Some reservations about the bill were raised.
"We are just absolutely committed to reducing the opioid problem in our state,"
said Chip Baggett, senior vice president of the Medical Society.
But there is concern about regulating physicians' prescription powers, and limiting their professional judgment, so S.B. 175 should be "put together in such a way that it works in real life as well as it does on paper,"
"I want to make sure we maintain some carve-outs for the hospice and terminally ill folks,"
said Sen. Rick Horner, R-Wilson. He was concerned limits on the number of pills prescribed and for how long they may be prescribed could deny those patients critical end-of-life medication to ease their suffering.
"We're not worried about the hospice patients becoming addicted. We just want them to be comfortable,"
Davis said. But he said there are legal concerns over who controls the opioids when a patient dies - the health care provider or surviving family members.
S.B. 175 would exempt hospitals, nursing homes, hospice, and residential care facilities from a requirement to file prescriptions for controlled substances electronically.
But most of the meeting's focus was on how to keep an abundance of overprescribed opioids from circulating in the state.
"It's affected my community, my constituents, and my family whereby we lost a beautiful stepson at 22 years old,"

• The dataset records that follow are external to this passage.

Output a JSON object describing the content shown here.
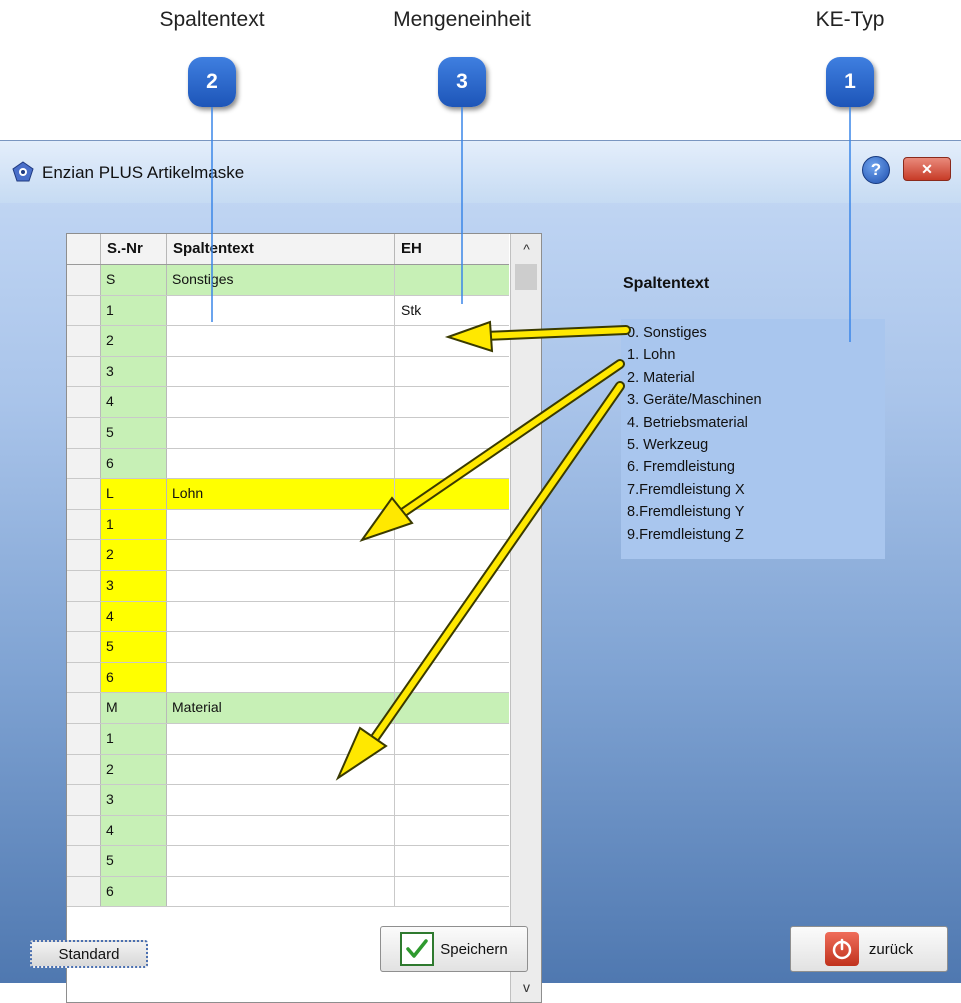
{
  "callouts": [
    {
      "label": "Spaltentext",
      "number": "2"
    },
    {
      "label": "Mengeneinheit",
      "number": "3"
    },
    {
      "label": "KE-Typ",
      "number": "1"
    }
  ],
  "window": {
    "title": "Enzian PLUS Artikelmaske",
    "help_glyph": "?",
    "close_glyph": "✕"
  },
  "grid": {
    "columns": [
      "S.-Nr",
      "Spaltentext",
      "EH"
    ],
    "rows": [
      {
        "nr": "S",
        "text": "Sonstiges",
        "eh": ""
      },
      {
        "nr": "1",
        "text": "",
        "eh": "Stk"
      },
      {
        "nr": "2",
        "text": "",
        "eh": ""
      },
      {
        "nr": "3",
        "text": "",
        "eh": ""
      },
      {
        "nr": "4",
        "text": "",
        "eh": ""
      },
      {
        "nr": "5",
        "text": "",
        "eh": ""
      },
      {
        "nr": "6",
        "text": "",
        "eh": ""
      },
      {
        "nr": "L",
        "text": "Lohn",
        "eh": ""
      },
      {
        "nr": "1",
        "text": "",
        "eh": ""
      },
      {
        "nr": "2",
        "text": "",
        "eh": ""
      },
      {
        "nr": "3",
        "text": "",
        "eh": ""
      },
      {
        "nr": "4",
        "text": "",
        "eh": ""
      },
      {
        "nr": "5",
        "text": "",
        "eh": ""
      },
      {
        "nr": "6",
        "text": "",
        "eh": ""
      },
      {
        "nr": "M",
        "text": "Material",
        "eh": ""
      },
      {
        "nr": "1",
        "text": "",
        "eh": ""
      },
      {
        "nr": "2",
        "text": "",
        "eh": ""
      },
      {
        "nr": "3",
        "text": "",
        "eh": ""
      },
      {
        "nr": "4",
        "text": "",
        "eh": ""
      },
      {
        "nr": "5",
        "text": "",
        "eh": ""
      },
      {
        "nr": "6",
        "text": "",
        "eh": ""
      }
    ],
    "scroll_up_glyph": "^",
    "scroll_down_glyph": "v"
  },
  "legend": {
    "heading": "Spaltentext",
    "items": [
      "0. Sonstiges",
      "1. Lohn",
      "2. Material",
      "3. Geräte/Maschinen",
      "4. Betriebsmaterial",
      "5. Werkzeug",
      "6. Fremdleistung",
      "7.Fremdleistung X",
      "8.Fremdleistung Y",
      "9.Fremdleistung Z"
    ]
  },
  "buttons": {
    "standard": "Standard",
    "save": "Speichern",
    "back": "zurück"
  },
  "colors": {
    "group_green": "#c7f0b6",
    "group_yellow": "#ffff00",
    "callout_blue": "#2a66cc",
    "arrow_yellow": "#ffe800"
  }
}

said Sen. Tom McInnis, R-Richmond.
His stepson had an auto accident, and was prescribed opioids for pain due to broken bones.
"That was the trigger that caused him to start the downward spiral, and he ... lost his life as a direct result,"
McInnis said, calling opioids "poison addictive pills."
Cathy Pietro of Farmville told how her 25-year-old daughter Lindsey Pazder, despite going through recovery, eventually succumbed to an opioid overdose after getting hooked on pills prescribed for migraine headaches.
"My prayer for this pandemic that we're having all over our country, and here in North Carolina, is education, and awareness,"
Pietro said. "For now it's either incarceration or death, and if you look at the newspapers or the jails, it isn't working."